Updates
Release 09/22/2020
- Incorporated (a) distributed data parallel trainng and (b) fusedSGD optimizer, resulting in 2x faster training.
FAZE: Few-Shot Adaptive Gaze Estimation
This repository contains the code for training and evaluation of our ICCV 2019 work, which was presented as an Oral presentation. FAZE is a framework for few-shot adaptation of gaze estimation networks, consisting of equivariance learning (via the DT-ED or Disentangling Transforming Encoder-Decoder architecture) and meta-learning with gaze-direction embeddings as input.
Links
- NVIDIA Project Page
- ETH Zurich Project Page
- arXiv Page
- CVF Open Access PDF
- ICCV 2019 Presentation
- Pre-processing Code GitHub Repository (also included as a submodule in this repository)
Training and Evaluation
1. Datasets
Pre-process the GazeCapture and MPIIGaze datasets using the code-base at https://github.com/swook/faze_preprocess which is also available as a git submodule at the relative path, preprocess/
.
If you have already cloned this few_shot_gaze
repository without pulling the submodules, please run:
git submodule update --init --recursive
After the dataset preprocessing procedures have been performed, we can move on to the next steps.
2. Prerequisites
This codebase should run on most standard Linux systems. We specifically used Ubuntu
Please install the following prerequisites manually (as well as their dependencies), by following the instructions found below:
- PyTorch 1.3 - https://pytorch.org/get-started/locally/
- NVIDIA Apex - https://github.com/NVIDIA/apex#quick-start
- please note that only NVIDIA Volta and newer architectures can benefit from AMP training via NVIDIA Apex.

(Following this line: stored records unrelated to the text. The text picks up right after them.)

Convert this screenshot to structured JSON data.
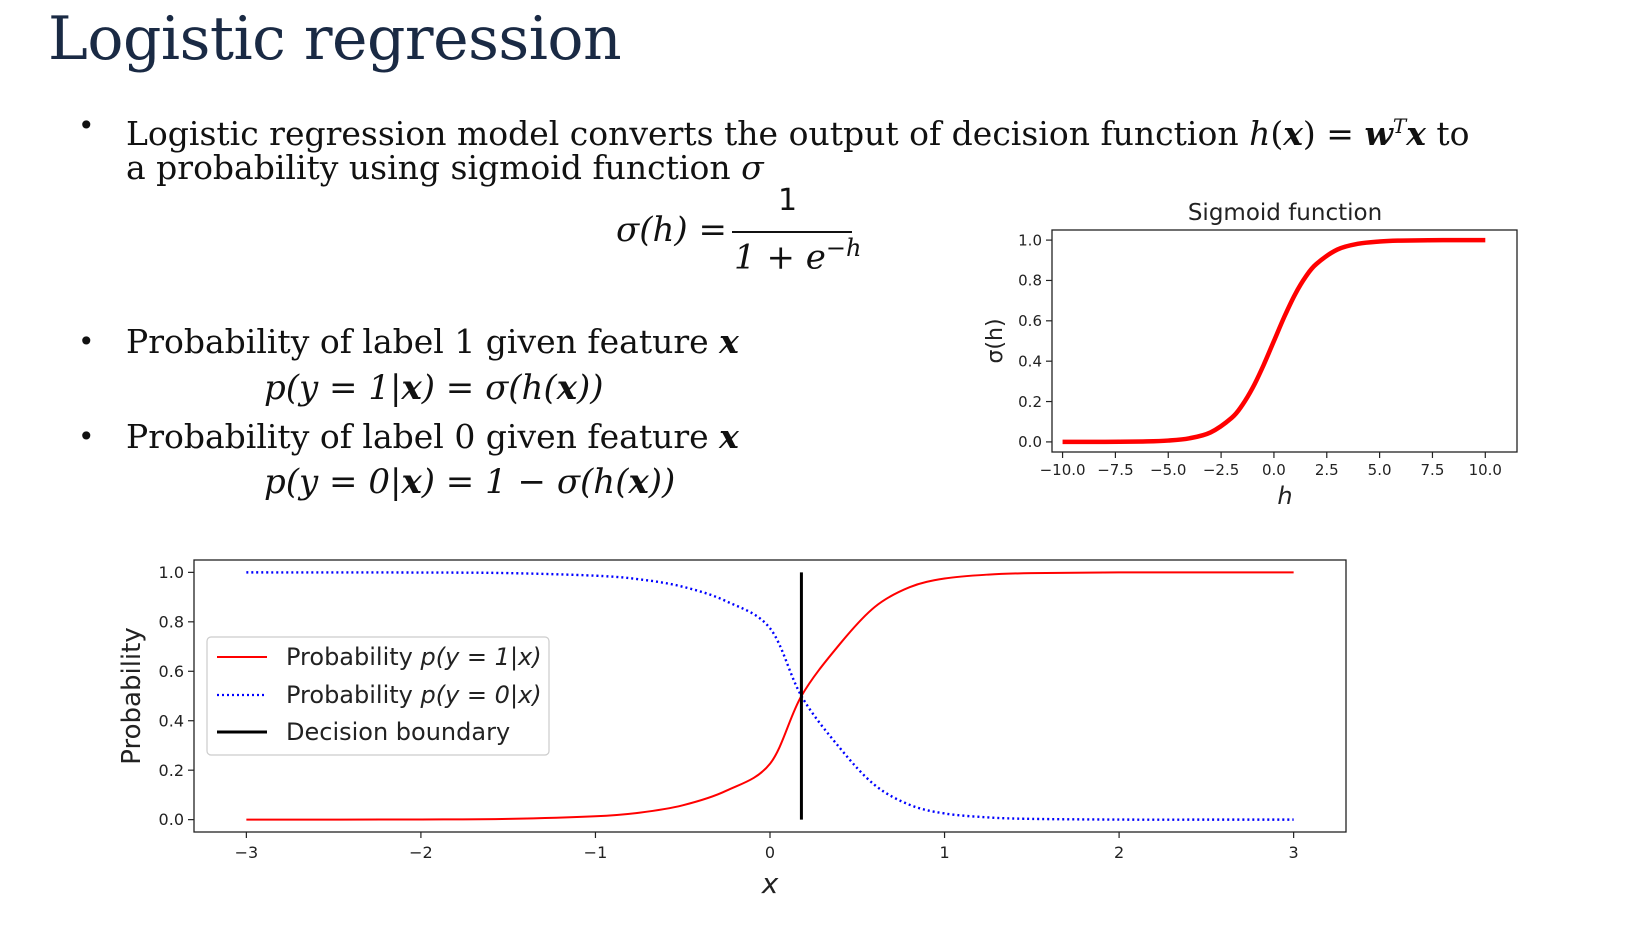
{
  "slide": {
    "title": "Logistic regression"
  },
  "bullets": {
    "b1_line1_prefix": "Logistic regression model converts the output of decision function ",
    "b1_line1_math_h": "h",
    "b1_line1_math_paren_open": "(",
    "b1_line1_math_x": "x",
    "b1_line1_math_paren_close": ")",
    "b1_line1_math_eq": " = ",
    "b1_line1_math_w": "w",
    "b1_line1_math_T": "T",
    "b1_line1_math_x2": "x",
    "b1_line1_suffix": " to",
    "b1_line2": "a probability using sigmoid function ",
    "b1_line2_sigma": "σ",
    "b2_prefix": "Probability of label 1 given feature ",
    "b2_x": "x",
    "b3_prefix": "Probability of label 0 given feature ",
    "b3_x": "x"
  },
  "formulas": {
    "sigmoid_lhs": "σ(h) =",
    "sigmoid_num": "1",
    "sigmoid_den_base": "1 + e",
    "sigmoid_den_exp": "−h",
    "p1_pre": "p(y = 1|",
    "p1_x": "x",
    "p1_post": ") = σ(h(",
    "p1_x2": "x",
    "p1_end": "))",
    "p0_pre": "p(y = 0|",
    "p0_x": "x",
    "p0_post": ") = 1 − σ(h(",
    "p0_x2": "x",
    "p0_end": "))"
  },
  "chart_data": [
    {
      "type": "line",
      "title": "Sigmoid function",
      "xlabel": "h",
      "ylabel": "σ(h)",
      "xlim": [
        -10.5,
        11.5
      ],
      "ylim": [
        -0.05,
        1.05
      ],
      "xticks": [
        -10.0,
        -7.5,
        -5.0,
        -2.5,
        0.0,
        2.5,
        5.0,
        7.5,
        10.0
      ],
      "xtick_labels": [
        "−10.0",
        "−7.5",
        "−5.0",
        "−2.5",
        "0.0",
        "2.5",
        "5.0",
        "7.5",
        "10.0"
      ],
      "yticks": [
        0.0,
        0.2,
        0.4,
        0.6,
        0.8,
        1.0
      ],
      "ytick_labels": [
        "0.0",
        "0.2",
        "0.4",
        "0.6",
        "0.8",
        "1.0"
      ],
      "grid": false,
      "series": [
        {
          "color": "#ff0000",
          "style": "solid",
          "x": [
            -10,
            -8,
            -6,
            -5,
            -4,
            -3,
            -2,
            -1.5,
            -1,
            -0.5,
            0,
            0.5,
            1,
            1.5,
            2,
            3,
            4,
            5,
            6,
            8,
            10
          ],
          "y": [
            5e-05,
            0.0003,
            0.0025,
            0.0067,
            0.018,
            0.047,
            0.119,
            0.182,
            0.269,
            0.378,
            0.5,
            0.622,
            0.731,
            0.818,
            0.881,
            0.953,
            0.982,
            0.993,
            0.9975,
            0.9997,
            0.99995
          ]
        }
      ]
    },
    {
      "type": "line",
      "title": "",
      "xlabel": "x",
      "ylabel": "Probability",
      "xlim": [
        -3.3,
        3.3
      ],
      "ylim": [
        -0.05,
        1.05
      ],
      "xticks": [
        -3,
        -2,
        -1,
        0,
        1,
        2,
        3
      ],
      "xtick_labels": [
        "−3",
        "−2",
        "−1",
        "0",
        "1",
        "2",
        "3"
      ],
      "yticks": [
        0.0,
        0.2,
        0.4,
        0.6,
        0.8,
        1.0
      ],
      "ytick_labels": [
        "0.0",
        "0.2",
        "0.4",
        "0.6",
        "0.8",
        "1.0"
      ],
      "grid": false,
      "legend": {
        "position": "center-left",
        "entries": [
          {
            "label_pre": "Probability ",
            "label_math": "p(y = 1|x)",
            "color": "#ff0000",
            "style": "solid"
          },
          {
            "label_pre": "Probability ",
            "label_math": "p(y = 0|x)",
            "color": "#0000ff",
            "style": "dotted"
          },
          {
            "label_pre": "Decision boundary",
            "label_math": "",
            "color": "#000000",
            "style": "solid"
          }
        ]
      },
      "series": [
        {
          "color": "#ff0000",
          "style": "solid",
          "x": [
            -3,
            -2,
            -1.5,
            -1,
            -0.75,
            -0.5,
            -0.25,
            0,
            0.18,
            0.4,
            0.6,
            0.8,
            1,
            1.25,
            1.5,
            2,
            2.5,
            3
          ],
          "y": [
            4e-05,
            0.0007,
            0.003,
            0.0135,
            0.028,
            0.058,
            0.117,
            0.226,
            0.5,
            0.71,
            0.86,
            0.94,
            0.975,
            0.991,
            0.997,
            0.9998,
            0.99998,
            1.0
          ]
        },
        {
          "color": "#0000ff",
          "style": "dotted",
          "x": [
            -3,
            -2,
            -1.5,
            -1,
            -0.75,
            -0.5,
            -0.25,
            0,
            0.18,
            0.4,
            0.6,
            0.8,
            1,
            1.25,
            1.5,
            2,
            2.5,
            3
          ],
          "y": [
            0.99996,
            0.9993,
            0.997,
            0.9865,
            0.972,
            0.942,
            0.883,
            0.774,
            0.5,
            0.29,
            0.14,
            0.06,
            0.025,
            0.009,
            0.003,
            0.0002,
            2e-05,
            0.0
          ]
        },
        {
          "color": "#000000",
          "style": "solid",
          "x": [
            0.18,
            0.18
          ],
          "y": [
            0.0,
            1.0
          ]
        }
      ]
    }
  ]
}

The remaining Python package dependencies can be installed by running:
pip3 install --user --upgrade -r requirements.txt
3. Pre-trained weights for the DT-ED architecture and MAML models
You can obtain a copy of the pre-trained weights for the Disentangling Transforming Encoder-Decoder and for the various MAML models from the following location.
cd src/
wget -N https://files.ait.ethz.ch/projects/faze/outputs_of_full_train_test_and_plot.zip
unzip -o outputs_of_full_train_test_and_plot.zip
4. Training, Meta-Learning, and Final Evaluation
Run the all-in-one example bash script with:
cd src/
bash full_train_test_and_plot.bash
The bash script should be self-explanatory and can be edited to replicate the final FAZE model evaluation procedure, given that hardware requirements are satisfied (8x GPUs, where each are Tesla V100 GPUs with 32GB of memory).
The pre-trained DT-ED weights should be loaded automatically by the script 1_train_dt_ed.py
. Please note that this model can take a long time to train when training from scratch, so we recommend adjusting batch sizes and the using multiple GPUs (the code is multi-GPU-ready).

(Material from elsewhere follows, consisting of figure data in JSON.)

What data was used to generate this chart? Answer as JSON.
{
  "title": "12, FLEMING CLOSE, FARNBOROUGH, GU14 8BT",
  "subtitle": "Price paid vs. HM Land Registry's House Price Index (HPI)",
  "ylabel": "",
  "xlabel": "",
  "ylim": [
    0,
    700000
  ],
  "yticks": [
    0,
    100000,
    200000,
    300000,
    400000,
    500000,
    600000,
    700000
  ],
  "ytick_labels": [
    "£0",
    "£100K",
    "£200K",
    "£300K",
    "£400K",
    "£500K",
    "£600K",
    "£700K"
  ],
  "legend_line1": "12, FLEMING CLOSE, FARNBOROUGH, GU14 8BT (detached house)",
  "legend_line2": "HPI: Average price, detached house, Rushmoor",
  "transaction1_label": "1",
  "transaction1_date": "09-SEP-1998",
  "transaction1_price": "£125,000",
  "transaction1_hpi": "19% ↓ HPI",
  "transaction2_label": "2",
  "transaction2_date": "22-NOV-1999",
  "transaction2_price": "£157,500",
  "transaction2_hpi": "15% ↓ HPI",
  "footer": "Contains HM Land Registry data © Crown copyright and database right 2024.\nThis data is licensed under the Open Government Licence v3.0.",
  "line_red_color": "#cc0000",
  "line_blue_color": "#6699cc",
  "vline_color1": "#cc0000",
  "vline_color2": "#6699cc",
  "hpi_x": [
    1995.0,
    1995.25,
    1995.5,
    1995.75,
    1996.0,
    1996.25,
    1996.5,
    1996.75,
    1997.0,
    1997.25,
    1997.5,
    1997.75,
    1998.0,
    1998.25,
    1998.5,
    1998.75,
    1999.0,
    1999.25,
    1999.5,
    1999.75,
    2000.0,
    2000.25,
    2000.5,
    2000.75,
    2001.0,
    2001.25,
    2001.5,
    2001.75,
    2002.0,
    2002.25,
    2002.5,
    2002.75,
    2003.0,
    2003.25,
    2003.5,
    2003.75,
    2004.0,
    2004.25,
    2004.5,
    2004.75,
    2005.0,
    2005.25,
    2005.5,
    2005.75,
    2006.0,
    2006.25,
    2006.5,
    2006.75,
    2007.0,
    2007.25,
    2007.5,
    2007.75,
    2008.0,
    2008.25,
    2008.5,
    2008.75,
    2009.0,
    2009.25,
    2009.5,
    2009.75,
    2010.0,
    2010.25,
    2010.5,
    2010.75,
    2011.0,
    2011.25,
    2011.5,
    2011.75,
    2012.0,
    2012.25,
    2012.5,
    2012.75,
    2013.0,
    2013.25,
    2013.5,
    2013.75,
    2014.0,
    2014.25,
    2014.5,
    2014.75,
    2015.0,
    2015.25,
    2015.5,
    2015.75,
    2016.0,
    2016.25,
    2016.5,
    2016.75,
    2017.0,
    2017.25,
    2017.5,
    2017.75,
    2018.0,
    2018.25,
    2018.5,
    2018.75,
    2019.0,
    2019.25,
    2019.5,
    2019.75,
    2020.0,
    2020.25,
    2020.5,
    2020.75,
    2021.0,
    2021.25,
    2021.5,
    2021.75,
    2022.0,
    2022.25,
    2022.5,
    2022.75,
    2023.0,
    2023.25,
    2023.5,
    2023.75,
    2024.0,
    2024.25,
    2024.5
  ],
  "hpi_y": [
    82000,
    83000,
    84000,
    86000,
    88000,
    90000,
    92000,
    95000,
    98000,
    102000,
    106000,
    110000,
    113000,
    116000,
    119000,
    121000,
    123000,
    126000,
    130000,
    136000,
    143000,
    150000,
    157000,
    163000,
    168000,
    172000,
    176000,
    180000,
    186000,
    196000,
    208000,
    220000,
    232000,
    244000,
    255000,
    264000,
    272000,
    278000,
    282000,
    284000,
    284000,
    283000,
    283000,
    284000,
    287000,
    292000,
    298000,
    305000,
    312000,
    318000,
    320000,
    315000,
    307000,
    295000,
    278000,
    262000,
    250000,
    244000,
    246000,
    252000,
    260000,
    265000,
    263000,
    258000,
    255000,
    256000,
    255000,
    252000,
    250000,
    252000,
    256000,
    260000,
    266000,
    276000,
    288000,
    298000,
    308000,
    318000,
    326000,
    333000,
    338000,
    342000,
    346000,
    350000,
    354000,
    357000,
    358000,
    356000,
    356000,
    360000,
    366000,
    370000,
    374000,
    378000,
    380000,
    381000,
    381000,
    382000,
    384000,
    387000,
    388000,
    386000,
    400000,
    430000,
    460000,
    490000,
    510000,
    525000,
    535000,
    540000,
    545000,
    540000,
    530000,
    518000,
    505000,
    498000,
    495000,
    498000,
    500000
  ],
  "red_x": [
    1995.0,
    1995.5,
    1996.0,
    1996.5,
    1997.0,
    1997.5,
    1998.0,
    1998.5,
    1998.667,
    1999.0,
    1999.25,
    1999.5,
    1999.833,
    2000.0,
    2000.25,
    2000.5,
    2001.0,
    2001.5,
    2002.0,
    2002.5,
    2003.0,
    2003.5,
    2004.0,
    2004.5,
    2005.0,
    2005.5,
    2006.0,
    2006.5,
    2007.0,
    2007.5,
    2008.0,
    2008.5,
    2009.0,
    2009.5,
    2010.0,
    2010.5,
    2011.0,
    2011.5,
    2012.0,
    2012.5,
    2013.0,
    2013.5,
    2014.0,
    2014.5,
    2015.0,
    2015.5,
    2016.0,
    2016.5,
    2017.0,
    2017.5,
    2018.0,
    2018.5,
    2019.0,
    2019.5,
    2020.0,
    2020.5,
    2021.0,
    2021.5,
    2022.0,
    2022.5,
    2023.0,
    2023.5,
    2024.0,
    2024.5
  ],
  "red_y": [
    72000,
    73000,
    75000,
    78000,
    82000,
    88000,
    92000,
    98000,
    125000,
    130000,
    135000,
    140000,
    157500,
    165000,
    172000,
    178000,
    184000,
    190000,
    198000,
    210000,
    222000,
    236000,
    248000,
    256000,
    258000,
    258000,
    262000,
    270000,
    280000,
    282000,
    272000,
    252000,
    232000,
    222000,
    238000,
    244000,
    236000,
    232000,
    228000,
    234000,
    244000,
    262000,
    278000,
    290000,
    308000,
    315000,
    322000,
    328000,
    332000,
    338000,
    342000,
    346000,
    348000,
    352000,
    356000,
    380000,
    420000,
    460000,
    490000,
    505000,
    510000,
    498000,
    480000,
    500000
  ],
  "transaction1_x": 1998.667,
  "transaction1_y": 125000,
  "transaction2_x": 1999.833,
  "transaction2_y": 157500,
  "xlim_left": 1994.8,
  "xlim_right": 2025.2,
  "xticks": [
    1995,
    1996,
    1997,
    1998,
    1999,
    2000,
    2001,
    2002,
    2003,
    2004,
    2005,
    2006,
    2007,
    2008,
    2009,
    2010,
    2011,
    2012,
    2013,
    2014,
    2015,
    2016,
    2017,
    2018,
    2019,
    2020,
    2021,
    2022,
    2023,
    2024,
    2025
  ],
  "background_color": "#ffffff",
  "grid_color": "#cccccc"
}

The Meta-Learning step is also very time consuming, particularly because it must be run for every value of k
or number of calibration samples. The code pertinent to this step is 2_meta_learning.py
, and its execution is recommended to be done in parallel as shown in full_train_test_and_plot.bash
.
5. Outputs
When the full pipeline successfully runs, you will find some outputs in the path src/outputs_of_full_train_test_and_plot
, in particular:
- walks/: mp4 videos of latent space walks in gaze direction and head orientation
- Zg_OLR1e-03_IN5_ILR1e-05_Net64/: outputs of the meta-learning step.
- Zg_OLR1e-03_IN5_ILR1e-05_Net64 MAML MPIIGaze.pdf: plotted results of the few-shot learning evaluations on MPIIGaze.
- Zg_OLR1e-03_IN5_ILR1e-05_Net64 MAML GazeCapture (test).pdf: plotted results of the few-shot learning evaluations on the GazeCapture test set.
Realtime Demo
We also provide a realtime demo that runs with live input from a webcam in the demo/
folder. Please check the separate
demo instructions for details of
how to setup and run it.
Bibtex
Please cite our paper when referencing or using our code.
@inproceedings{Park2019ICCV,
author = {Seonwook Park and Shalini De Mello and Pavlo Molchanov and Umar Iqbal and Otmar Hilliges and Jan Kautz},
title = {Few-Shot Adaptive Gaze Estimation},
year = {2019},
booktitle = {International Conference on Computer Vision (ICCV)},
location = {Seoul, Korea}
}
Acknowledgements
Seonwook Park carried out this work during his internship at NVIDIA. This work was supported in part by the ERC Grant OPTINT (StG-2016-717054).